The square of Pegasus dominates the western sky. The constellation Cassiopeia makes a striking W in the NW. She contains many nice star clusters for binocular users in her outer arm of our Milky Way, extending to the NE now. Her daughter, Andromeda, starts with the NE corner star of Pegasus’’ Square, and goes NE with two more bright stars in a row.

It is from the middle star, beta Andromeda, that we proceed about a quarter the way to the top star in the W of Cassiopeia, and look for a faint blur with the naked eye. M-31, the Andromeda Galaxy, is the most distant object visible with the naked eye, lying about 2.5 million light years distant. Overhead is Andromeda’s hero, Perseus, rises. Between him and Cassiopeia is the fine Double Cluster, faintly visible with the naked eye and two fine binocular objects in the same field. Perseus contains the famed eclipsing binary star Algol, where the Arabs imagined the eye of the gorgon Medusa would lie. It fades to a third its normal brightness for six out of every 70 hours, as a larger but cooler orange giant covers about 80% of the smaller but hotter and thus brighter companion as seen from Earth.

Look at Perseus’ feet for the famed Pleiades cluster; they lie about 400 light years distant, and over 250 stars are members of this fine group. East of the seven sisters is the V of stars marking the face of Taurus the Bull, with bright orange Aldebaran as his eye. The V of stars is the Hyades cluster, older than the blue Pleaides, but about half their distance. Aldeberan is not a member, but about twice as close as the Hyades; distances in astronomy can be deceiving. Jupiter dominates the constellation Taurus this year, and now is retrograding just east of the Hyades, as Scott’s photo shows.

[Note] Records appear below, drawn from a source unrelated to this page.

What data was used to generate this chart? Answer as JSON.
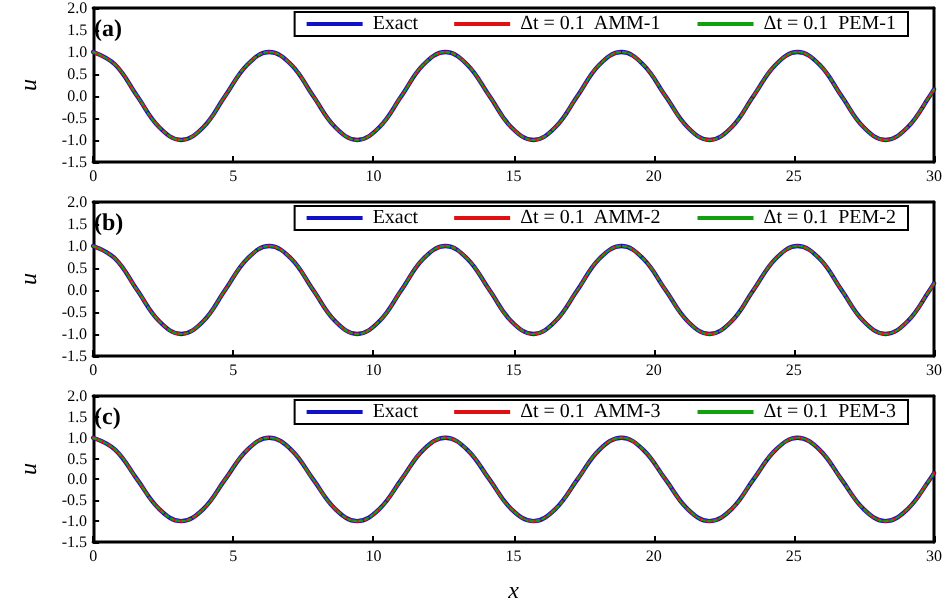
{
  "chart_data": [
    {
      "type": "line",
      "title": "(a)",
      "ylabel": "u",
      "legend": "top right",
      "xlim": [
        0,
        30
      ],
      "ylim": [
        -1.5,
        2
      ],
      "xticks": [
        0,
        5,
        10,
        15,
        20,
        25,
        30
      ],
      "yticks": [
        {
          "value": -1.5,
          "label": "-1.5"
        },
        {
          "value": -1,
          "label": "-1.0"
        },
        {
          "value": -0.5,
          "label": "-0.5"
        },
        {
          "value": 0,
          "label": "0.0"
        },
        {
          "value": 0.5,
          "label": "0.5"
        },
        {
          "value": 1,
          "label": "1.0"
        },
        {
          "value": 1.5,
          "label": "1.5"
        },
        {
          "value": 2,
          "label": "2.0"
        }
      ],
      "x": [
        0,
        0.79,
        1.57,
        2.36,
        3.14,
        3.93,
        4.71,
        5.5,
        6.28,
        7.07,
        7.85,
        8.64,
        9.42,
        10.21,
        11,
        11.78,
        12.57,
        13.35,
        14.14,
        14.92,
        15.71,
        16.49,
        17.28,
        18.06,
        18.85,
        19.63,
        20.42,
        21.21,
        21.99,
        22.78,
        23.56,
        24.35,
        25.13,
        25.92,
        26.7,
        27.49,
        28.27,
        29.06,
        29.85,
        30
      ],
      "series": [
        {
          "name": "Exact",
          "color": "#1010c8",
          "line_style": "solid",
          "values": [
            1,
            0.71,
            0,
            -0.71,
            -1,
            -0.71,
            0,
            0.71,
            1,
            0.71,
            0,
            -0.71,
            -1,
            -0.71,
            0,
            0.71,
            1,
            0.71,
            0,
            -0.71,
            -1,
            -0.71,
            0,
            0.71,
            1,
            0.71,
            0,
            -0.71,
            -1,
            -0.71,
            0,
            0.71,
            1,
            0.71,
            0,
            -0.71,
            -1,
            -0.71,
            0,
            0.15
          ]
        },
        {
          "name": "Δt = 0.1  AMM-1",
          "color": "#e01010",
          "line_style": "dashed",
          "values": [
            1,
            0.71,
            0,
            -0.71,
            -1,
            -0.71,
            0,
            0.71,
            1,
            0.71,
            0,
            -0.71,
            -1,
            -0.71,
            0,
            0.71,
            1,
            0.71,
            0,
            -0.71,
            -1,
            -0.71,
            0,
            0.71,
            1,
            0.71,
            0,
            -0.71,
            -1,
            -0.71,
            0,
            0.71,
            1,
            0.71,
            0,
            -0.71,
            -1,
            -0.71,
            0,
            0.15
          ]
        },
        {
          "name": "Δt = 0.1  PEM-1",
          "color": "#10a010",
          "line_style": "dotted",
          "values": [
            1,
            0.71,
            0,
            -0.71,
            -1,
            -0.71,
            0,
            0.71,
            1,
            0.71,
            0,
            -0.71,
            -1,
            -0.71,
            0,
            0.71,
            1,
            0.71,
            0,
            -0.71,
            -1,
            -0.71,
            0,
            0.71,
            1,
            0.71,
            0,
            -0.71,
            -1,
            -0.71,
            0,
            0.71,
            1,
            0.71,
            0,
            -0.71,
            -1,
            -0.71,
            0,
            0.15
          ]
        }
      ]
    },
    {
      "type": "line",
      "title": "(b)",
      "ylabel": "u",
      "legend": "top right",
      "xlim": [
        0,
        30
      ],
      "ylim": [
        -1.5,
        2
      ],
      "xticks": [
        0,
        5,
        10,
        15,
        20,
        25,
        30
      ],
      "yticks": [
        {
          "value": -1.5,
          "label": "-1.5"
        },
        {
          "value": -1,
          "label": "-1.0"
        },
        {
          "value": -0.5,
          "label": "-0.5"
        },
        {
          "value": 0,
          "label": "0.0"
        },
        {
          "value": 0.5,
          "label": "0.5"
        },
        {
          "value": 1,
          "label": "1.0"
        },
        {
          "value": 1.5,
          "label": "1.5"
        },
        {
          "value": 2,
          "label": "2.0"
        }
      ],
      "x": [
        0,
        0.79,
        1.57,
        2.36,
        3.14,
        3.93,
        4.71,
        5.5,
        6.28,
        7.07,
        7.85,
        8.64,
        9.42,
        10.21,
        11,
        11.78,
        12.57,
        13.35,
        14.14,
        14.92,
        15.71,
        16.49,
        17.28,
        18.06,
        18.85,
        19.63,
        20.42,
        21.21,
        21.99,
        22.78,
        23.56,
        24.35,
        25.13,
        25.92,
        26.7,
        27.49,
        28.27,
        29.06,
        29.85,
        30
      ],
      "series": [
        {
          "name": "Exact",
          "color": "#1010c8",
          "line_style": "solid",
          "values": [
            1,
            0.71,
            0,
            -0.71,
            -1,
            -0.71,
            0,
            0.71,
            1,
            0.71,
            0,
            -0.71,
            -1,
            -0.71,
            0,
            0.71,
            1,
            0.71,
            0,
            -0.71,
            -1,
            -0.71,
            0,
            0.71,
            1,
            0.71,
            0,
            -0.71,
            -1,
            -0.71,
            0,
            0.71,
            1,
            0.71,
            0,
            -0.71,
            -1,
            -0.71,
            0,
            0.15
          ]
        },
        {
          "name": "Δt = 0.1  AMM-2",
          "color": "#e01010",
          "line_style": "dashed",
          "values": [
            1,
            0.71,
            0,
            -0.71,
            -1,
            -0.71,
            0,
            0.71,
            1,
            0.71,
            0,
            -0.71,
            -1,
            -0.71,
            0,
            0.71,
            1,
            0.71,
            0,
            -0.71,
            -1,
            -0.71,
            0,
            0.71,
            1,
            0.71,
            0,
            -0.71,
            -1,
            -0.71,
            0,
            0.71,
            1,
            0.71,
            0,
            -0.71,
            -1,
            -0.71,
            0,
            0.15
          ]
        },
        {
          "name": "Δt = 0.1  PEM-2",
          "color": "#10a010",
          "line_style": "dotted",
          "values": [
            1,
            0.71,
            0,
            -0.71,
            -1,
            -0.71,
            0,
            0.71,
            1,
            0.71,
            0,
            -0.71,
            -1,
            -0.71,
            0,
            0.71,
            1,
            0.71,
            0,
            -0.71,
            -1,
            -0.71,
            0,
            0.71,
            1,
            0.71,
            0,
            -0.71,
            -1,
            -0.71,
            0,
            0.71,
            1,
            0.71,
            0,
            -0.71,
            -1,
            -0.71,
            0,
            0.15
          ]
        }
      ]
    },
    {
      "type": "line",
      "title": "(c)",
      "ylabel": "u",
      "xlabel": "x",
      "legend": "top right",
      "xlim": [
        0,
        30
      ],
      "ylim": [
        -1.5,
        2
      ],
      "xticks": [
        0,
        5,
        10,
        15,
        20,
        25,
        30
      ],
      "yticks": [
        {
          "value": -1.5,
          "label": "-1.5"
        },
        {
          "value": -1,
          "label": "-1.0"
        },
        {
          "value": -0.5,
          "label": "-0.5"
        },
        {
          "value": 0,
          "label": "0.0"
        },
        {
          "value": 0.5,
          "label": "0.5"
        },
        {
          "value": 1,
          "label": "1.0"
        },
        {
          "value": 1.5,
          "label": "1.5"
        },
        {
          "value": 2,
          "label": "2.0"
        }
      ],
      "x": [
        0,
        0.79,
        1.57,
        2.36,
        3.14,
        3.93,
        4.71,
        5.5,
        6.28,
        7.07,
        7.85,
        8.64,
        9.42,
        10.21,
        11,
        11.78,
        12.57,
        13.35,
        14.14,
        14.92,
        15.71,
        16.49,
        17.28,
        18.06,
        18.85,
        19.63,
        20.42,
        21.21,
        21.99,
        22.78,
        23.56,
        24.35,
        25.13,
        25.92,
        26.7,
        27.49,
        28.27,
        29.06,
        29.85,
        30
      ],
      "series": [
        {
          "name": "Exact",
          "color": "#1010c8",
          "line_style": "solid",
          "values": [
            1,
            0.71,
            0,
            -0.71,
            -1,
            -0.71,
            0,
            0.71,
            1,
            0.71,
            0,
            -0.71,
            -1,
            -0.71,
            0,
            0.71,
            1,
            0.71,
            0,
            -0.71,
            -1,
            -0.71,
            0,
            0.71,
            1,
            0.71,
            0,
            -0.71,
            -1,
            -0.71,
            0,
            0.71,
            1,
            0.71,
            0,
            -0.71,
            -1,
            -0.71,
            0,
            0.15
          ]
        },
        {
          "name": "Δt = 0.1  AMM-3",
          "color": "#e01010",
          "line_style": "dashed",
          "values": [
            1,
            0.71,
            0,
            -0.71,
            -1,
            -0.71,
            0,
            0.71,
            1,
            0.71,
            0,
            -0.71,
            -1,
            -0.71,
            0,
            0.71,
            1,
            0.71,
            0,
            -0.71,
            -1,
            -0.71,
            0,
            0.71,
            1,
            0.71,
            0,
            -0.71,
            -1,
            -0.71,
            0,
            0.71,
            1,
            0.71,
            0,
            -0.71,
            -1,
            -0.71,
            0,
            0.15
          ]
        },
        {
          "name": "Δt = 0.1  PEM-3",
          "color": "#10a010",
          "line_style": "dotted",
          "values": [
            1,
            0.71,
            0,
            -0.71,
            -1,
            -0.71,
            0,
            0.71,
            1,
            0.71,
            0,
            -0.71,
            -1,
            -0.71,
            0,
            0.71,
            1,
            0.71,
            0,
            -0.71,
            -1,
            -0.71,
            0,
            0.71,
            1,
            0.71,
            0,
            -0.71,
            -1,
            -0.71,
            0,
            0.71,
            1,
            0.71,
            0,
            -0.71,
            -1,
            -0.71,
            0,
            0.15
          ]
        }
      ]
    }
  ]
}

Yellow Capella, a giant star the same temperature and color as our much smaller Sun, dominates the overhead sky. It is part of the pentagon on stars making up Auriga, the Charioteer (think Ben Hur). Several nice binocular Messier open clusters are found in the winter milky way here. East of Auriga, the twins, Castor and Pollux highlight the Gemini. UWF alumni can associate the pair with Jason and the Golden Fleece legend, for they were the first two Argonauts to sign up on his crew of adventurers. Jupiter now sits in the middle of Gemini, far brighter than any other object of the winter sky.

South of Gemini, Orion is the most familiar winter constellation, dominating the eastern sky at dusk. The reddish supergiant Betelguese marks his eastern shoulder, while blue-white supergiant Rigel stands opposite on his west knee. Just south of the belt, hanging like a sword downward, is M-42, the Great Nebula of Orion, an outstanding binocular and telescopic stellar nursery. It is part of a huge spiral arm gas cloud, with active starbirth all over the place

Last but certainly not least, in the east rise the hunter’s two faithful companions, Canis major and minor. Procyon is the bright star in the little dog, and rises minutes before Sirius, the brightest star in the sky. Sirius dominates the SE sky by 7 PM, and as it rises, the turbulent winter air causes it to sparkle with shafts of spectral fire. Beautiful as the twinkling appears to the naked eye, for astronomers this means the image is blurry; only in space can we truly see "clearly now". At 8 light years distance, Sirius is the closest star we can easily see with the naked eye. Below Sirius in binoculars is another fine open cluster, M-41, a fitting dessert for New Year’s sky feast.